Re: Interaction of Remove and Global variables in a Module
- To: mathgroup at smc.vnet.net
- Subject: [mg120105] Re: Interaction of Remove and Global variables in a Module
- From: "Oleksandr Rasputinov" <oleksandr_rasputinov at hmamail.com>
- Date: Fri, 8 Jul 2011 04:54:39 -0400 (EDT)

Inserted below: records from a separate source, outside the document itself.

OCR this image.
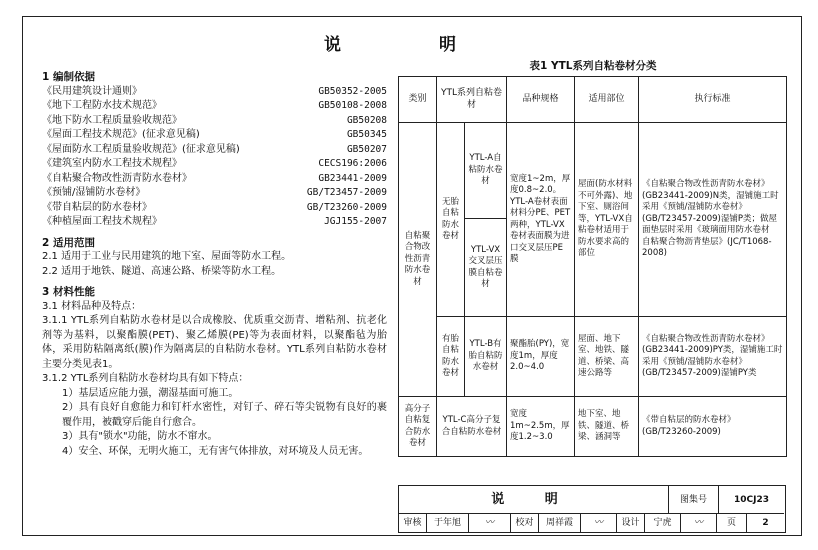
说 明
1 编制依据
《民用建筑设计通则》	GB50352-2005
《地下工程防水技术规范》	GB50108-2008
《地下防水工程质量验收规范》	GB50208
《屋面工程技术规范》(征求意见稿)	GB50345
《屋面防水工程质量验收规范》(征求意见稿)	GB50207
《建筑室内防水工程技术规程》	CECS196:2006
《自粘聚合物改性沥青防水卷材》	GB23441-2009
《预铺/湿铺防水卷材》	GB/T23457-2009
《带自粘层的防水卷材》	GB/T23260-2009
《种植屋面工程技术规程》	JGJ155-2007
2 适用范围
2.1 适用于工业与民用建筑的地下室、屋面等防水工程。
2.2 适用于地铁、隧道、高速公路、桥梁等防水工程。
3 材料性能
3.1 材料品种及特点：
3.1.1 YTL系列自粘防水卷材是以合成橡胶、优质重交沥青、增粘剂、抗老化剂等为基料，以聚酯膜(PET)、聚乙烯膜(PE)等为表面材料，以聚酯毡为胎体，采用防粘隔离纸(膜)作为隔离层的自粘防水卷材。YTL系列自粘防水卷材主要分类见表1。
3.1.2 YTL系列自粘防水卷材均具有如下特点：
1）基层适应能力强，潮湿基面可施工。
2）具有良好自愈能力和钉杆水密性，对钉子、碎石等尖锐物有良好的裹覆作用，被戳穿后能自行愈合。
3）具有"锁水"功能，防水不窜水。
4）安全、环保，无明火施工，无有害气体排放，对环境及人员无害。
表1 YTL系列自粘卷材分类
类别	YTL系列自粘卷材		品种规格	适用部位	执行标准
自粘聚合物改性沥青防水卷材	无胎自粘防水卷材	YTL-A自粘防水卷材	宽度1~2m，厚度0.8~2.0。YTL-A卷材表面材料分PE、PET两种，YTL-VX卷材表面膜为进口交叉层压PE膜	屋面(防水材料不可外露)、地下室、厕浴间等，YTL-VX自粘卷材适用于防水要求高的部位	《自粘聚合物改性沥青防水卷材》(GB23441-2009)N类，湿铺施工时采用《预铺/湿铺防水卷材》(GB/T23457-2009)湿铺P类；做屋面垫层时采用《玻璃面用防水卷材　自粘聚合物沥青垫层》(JC/T1068-2008)
		YTL-VX交叉层压膜自粘卷材			
	有胎自粘防水卷材	YTL-B有胎自粘防水卷材	聚酯胎(PY)，宽度1m，厚度2.0~4.0	屋面、地下室、地铁、隧道、桥梁、高速公路等	《自粘聚合物改性沥青防水卷材》(GB23441-2009)PY类，湿铺施工时采用《预铺/湿铺防水卷材》(GB/T23457-2009)湿铺PY类
高分子自粘复合防水卷材	YTL-C高分子复合自粘防水卷材		宽度1m~2.5m，厚度1.2~3.0	地下室、地铁、隧道、桥梁、涵洞等	《带自粘层的防水卷材》(GB/T23260-2009)
说 明	图集号	10CJ23
审核	于年旭	〰	校对	周祥霞	〰	设计	宁虎	〰	页	2
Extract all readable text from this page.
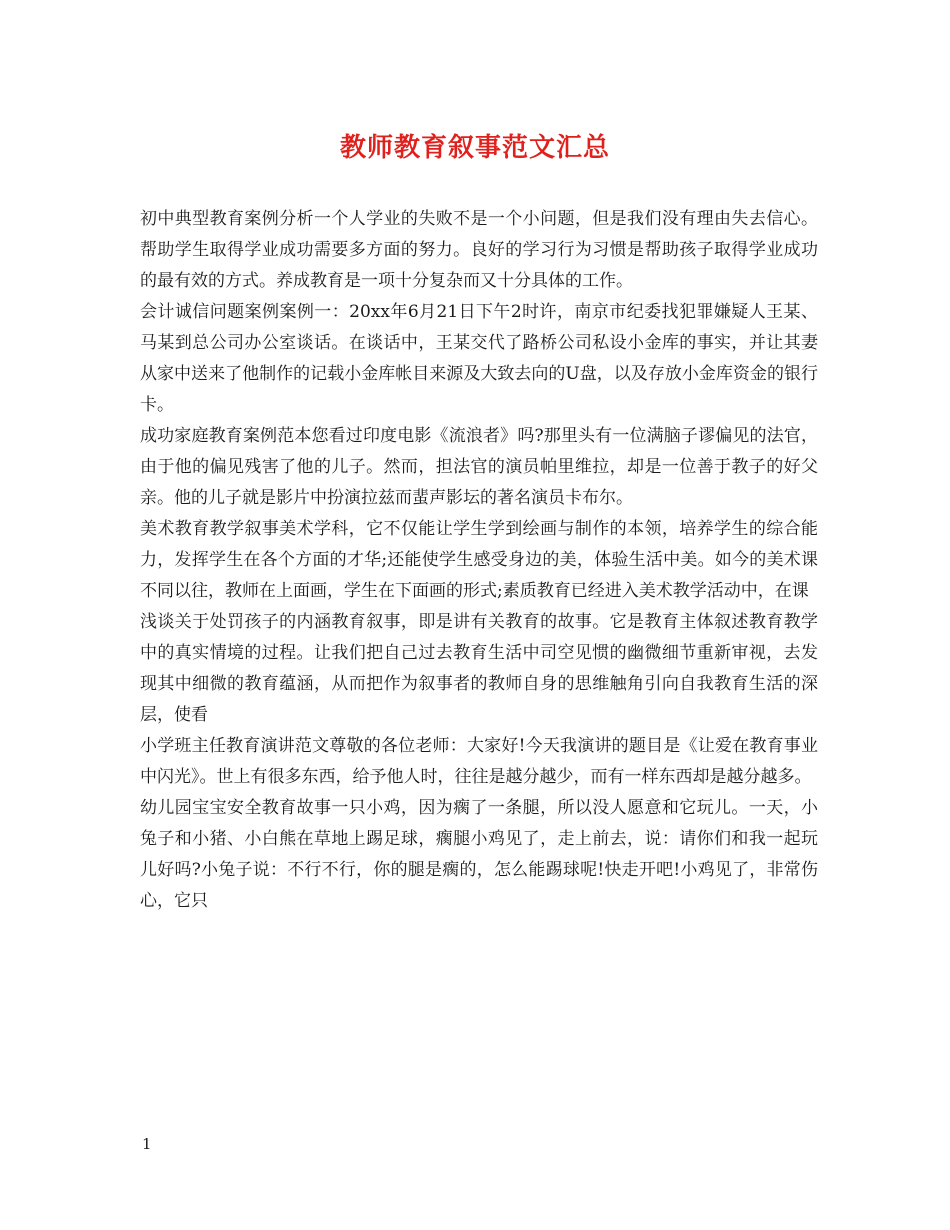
教师教育叙事范文汇总

初中典型教育案例分析一个人学业的失败不是一个小问题，但是我们没有理由失去信心。帮助学生取得学业成功需要多方面的努力。良好的学习行为习惯是帮助孩子取得学业成功的最有效的方式。养成教育是一项十分复杂而又十分具体的工作。

会计诚信问题案例案例一：20xx年6月21日下午2时许，南京市纪委找犯罪嫌疑人王某、马某到总公司办公室谈话。在谈话中，王某交代了路桥公司私设小金库的事实，并让其妻从家中送来了他制作的记载小金库帐目来源及大致去向的U盘，以及存放小金库资金的银行卡。

成功家庭教育案例范本您看过印度电影《流浪者》吗?那里头有一位满脑子谬偏见的法官，由于他的偏见残害了他的儿子。然而，担法官的演员帕里维拉，却是一位善于教子的好父亲。他的儿子就是影片中扮演拉兹而蜚声影坛的著名演员卡布尔。

美术教育教学叙事美术学科，它不仅能让学生学到绘画与制作的本领，培养学生的综合能力，发挥学生在各个方面的才华;还能使学生感受身边的美，体验生活中美。如今的美术课不同以往，教师在上面画，学生在下面画的形式;素质教育已经进入美术教学活动中，在课

浅谈关于处罚孩子的内涵教育叙事，即是讲有关教育的故事。它是教育主体叙述教育教学中的真实情境的过程。让我们把自己过去教育生活中司空见惯的幽微细节重新审视，去发现其中细微的教育蕴涵，从而把作为叙事者的教师自身的思维触角引向自我教育生活的深层，使看

小学班主任教育演讲范文尊敬的各位老师：大家好!今天我演讲的题目是《让爱在教育事业中闪光》。世上有很多东西，给予他人时，往往是越分越少，而有一样东西却是越分越多。

幼儿园宝宝安全教育故事一只小鸡，因为瘸了一条腿，所以没人愿意和它玩儿。一天，小兔子和小猪、小白熊在草地上踢足球，瘸腿小鸡见了，走上前去，说：请你们和我一起玩儿好吗?小兔子说：不行不行，你的腿是瘸的，怎么能踢球呢!快走开吧!小鸡见了，非常伤心，它只

1
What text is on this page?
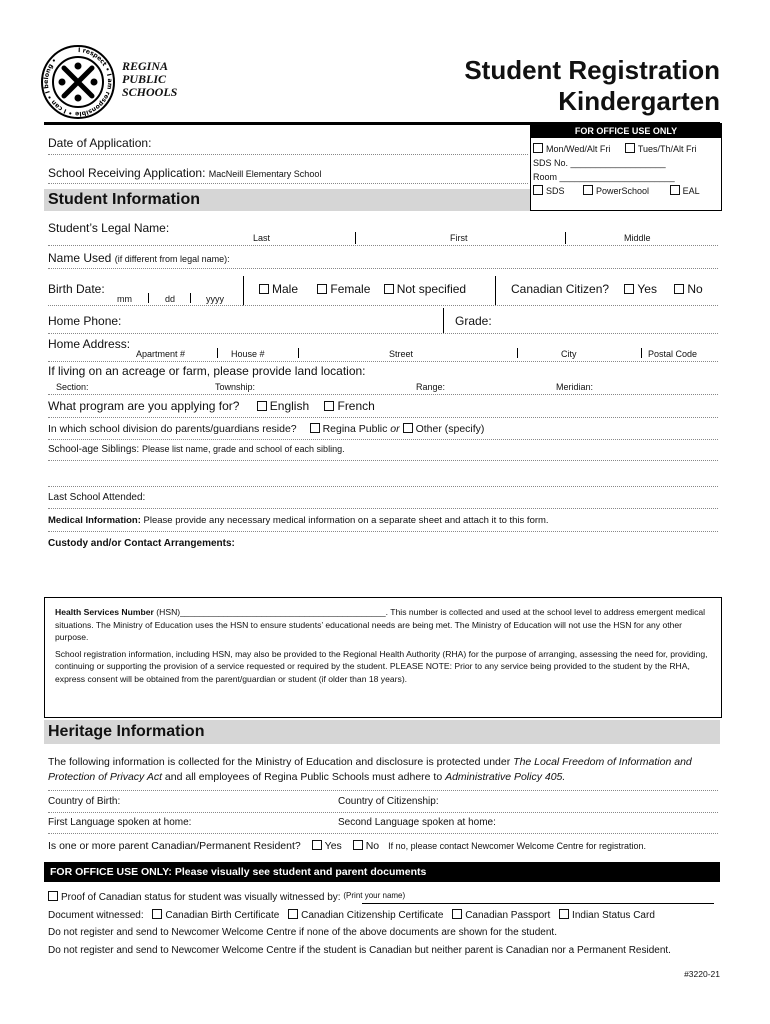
I respect • I am responsible • I can • I belong •	REGINA
PUBLIC
SCHOOLS
Student Registration
Kindergarten
Date of Application:
School Receiving Application: MacNeill Elementary School
FOR OFFICE USE ONLY
Mon/Wed/Alt Fri	Tues/Th/Alt Fri
SDS No. ___________________
Room _______________________
SDS	PowerSchool	EAL
Student Information
Student’s Legal Name:
Last	First	Middle
Name Used (if different from legal name):
Birth Date:
mm	dd	yyyy
Male	Female Not specified	Canadian Citizen? Yes	No
Home Phone:	Grade:
Home Address:
Apartment #	House #	Street	City	Postal Code
If living on an acreage or farm, please provide land location:
Section:	Township:	Range:	Meridian:
What program are you applying for?	English French
In which school division do parents/guardians reside? Regina Public or Other (specify)
School-age Siblings: Please list name, grade and school of each sibling.
Last School Attended:
Medical Information: Please provide any necessary medical information on a separate sheet and attach it to this form.
Custody and/or Contact Arrangements:

Health Services Number (HSN)___________________________________________. This number is collected and used at the school level to address emergent medical situations. The Ministry of Education uses the HSN to ensure students’ educational needs are being met. The Ministry of Education will not use the HSN for any other purpose.

School registration information, including HSN, may also be provided to the Regional Health Authority (RHA) for the purpose of arranging, assessing the need for, providing, continuing or supporting the provision of a service requested or required by the student. PLEASE NOTE: Prior to any service being provided to the student by the RHA, express consent will be obtained from the parent/guardian or student (if older than 18 years).

Heritage Information
The following information is collected for the Ministry of Education and disclosure is protected under The Local Freedom of Information and Protection of Privacy Act and all employees of Regina Public Schools must adhere to Administrative Policy 405.
Country of Birth:	Country of Citizenship:
First Language spoken at home:	Second Language spoken at home:
Is one or more parent Canadian/Permanent Resident? Yes No If no, please contact Newcomer Welcome Centre for registration.
FOR OFFICE USE ONLY: Please visually see student and parent documents
Proof of Canadian status for student was visually witnessed by: $^{(Print your name)}$
Document witnessed: Canadian Birth Certificate Canadian Citizenship Certificate Canadian Passport Indian Status Card
Do not register and send to Newcomer Welcome Centre if none of the above documents are shown for the student.
Do not register and send to Newcomer Welcome Centre if the student is Canadian but neither parent is Canadian nor a Permanent Resident.
#3220-21
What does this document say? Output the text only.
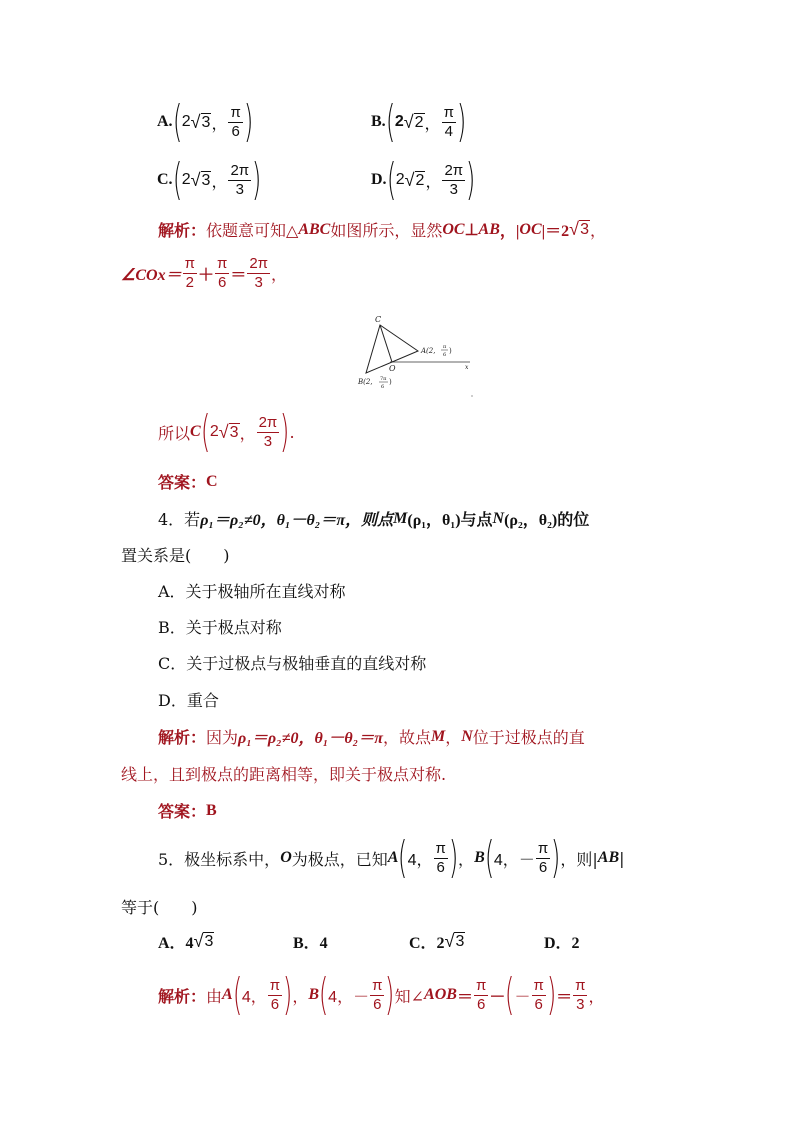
A. ( 2 √ 3 ， $\frac{\pi}{6}$ )	B. ( 2 √ 2 ， $\frac{\pi}{4}$ )
C. ( 2 √ 3 ， $\frac{2\pi}{3}$ )	D. ( 2 √ 2 ， $\frac{2\pi}{3}$ )
解析： 依题意可知△ ABC 如图所示，显然 OC ⊥ AB ，| OC |＝2 √ 3 ，
∠COx＝ $\frac{\pi}{2} + \frac{\pi}{6} = \frac{2\pi}{3}$ ，
C
O	x
A(2, π
6 )
B(2, 7π
6
)
所以 C ( 2 √ 3 ， $\frac{2\pi}{3}$ ) .
答案： C
4．若 ρ₁＝ρ₂≠0，θ₁－θ₂＝π，则点 M (ρ₁，θ₁)与点 N (ρ₂，θ₂)的位
置关系是(　　)
A．关于极轴所在直线对称
B．关于极点对称
C．关于过极点与极轴垂直的直线对称
D．重合
解析： 因为 ρ₁＝ρ₂≠0，θ₁－θ₂＝π ，故点 M ， N 位于过极点的直
线上，且到极点的距离相等，即关于极点对称.
答案： B
5．极坐标系中， O 为极点，已知 A ( 4， $\frac{\pi}{6}$ ) ， B ( 4， － $\frac{\pi}{6}$ ) ，则| AB |
等于(　　)
A．4 √ 3	B．4	C．2 √ 3	D．2
解析： 由 A ( 4， $\frac{\pi}{6}$ ) ， B ( 4， － $\frac{\pi}{6}$ ) 知∠ AOB ＝ $\frac{\pi}{6}$ － ( － $\frac{\pi}{6}$ ) ＝ $\frac{\pi}{3}$ ，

- References: <iv45c7$et1$1@smc.vnet.net>
On Thu, 07 Jul 2011 12:30:15 +0100, blamm64 <blamm64 at charter.net> wrote: > This is what I get for querying SetDelayed > > In[1]:= ?SetDelayed > lhs:=rhs assigns rhs to be the delayed value of lhs. rhs is maintained > in an unevaluated form. When lhs appears, it is replaced by rhs, > evaluated afresh each time. >> > > Note particularly the above reads AFRESH EACH time. It appears then > the following is inconsistent behavior based on the above description: > > In[2]:= f[b_]:=Module[{t},a[t_]=b*t^2;] > In[3]:= a[t] > Out[3]= a[t] > In[4]:= f[3] > In[5]:= a[t]//InputForm > Out[5]//InputForm= > 3*t^2 > In[6]:= f[5] > In[7]:= a[t]//InputForm > Out[7]//InputForm= > 5*t^2 > In[8]:= Remove[a] > In[9]:= f[4] > In[10]:= a[t]//InputForm > Out[10]//InputForm= > a[t] > > Apparently AFRESH is not an accurate description of how SetDelayed > operates in this case, or I am missing something about this particular > interaction of Module, Remove, and global variables inside Modules. > > However, if I go back, after executing the last line above (<a> has > been Removed), and place the cursor in the input line where <f> is > defined and hit Enter, which I thought would be identical to just > evaluating <f> AFRESH again, and then execute the <f[4]> line again, > then the global <a> definition is re-constituted. > > The documentation for Remove reads the name is no longer recognized by > Mathematica. My understanding is that if the same name is defined > AFRESH, it will once again be recognized. > > So if anyone would let me know what I am missing, regarding why the > definition of <a> is not created AFRESH each time <f> is evaluated, I > would appreciate it. > > Please don't construe the definition of <f> as my way of > 'parameterizing' a function definition, I just use that definition to > convey the apparent inconsistency. > > -Brian L. This puzzle is explained by noting that after Remove is called, the definition of f is updated to reflect the removal of a: f[b_] := Module[{t}, Removed[a][t_] = b*t^2;] which coincides with the documented behaviour; you are now free to redefine f if you wish the definition to refer to a "new" a rather than the one that was expunged by Remove. The fact that it does not work as might have been anticipated indicates that Remove is not appropriate in this context; Clear or ClearAll would be better choices.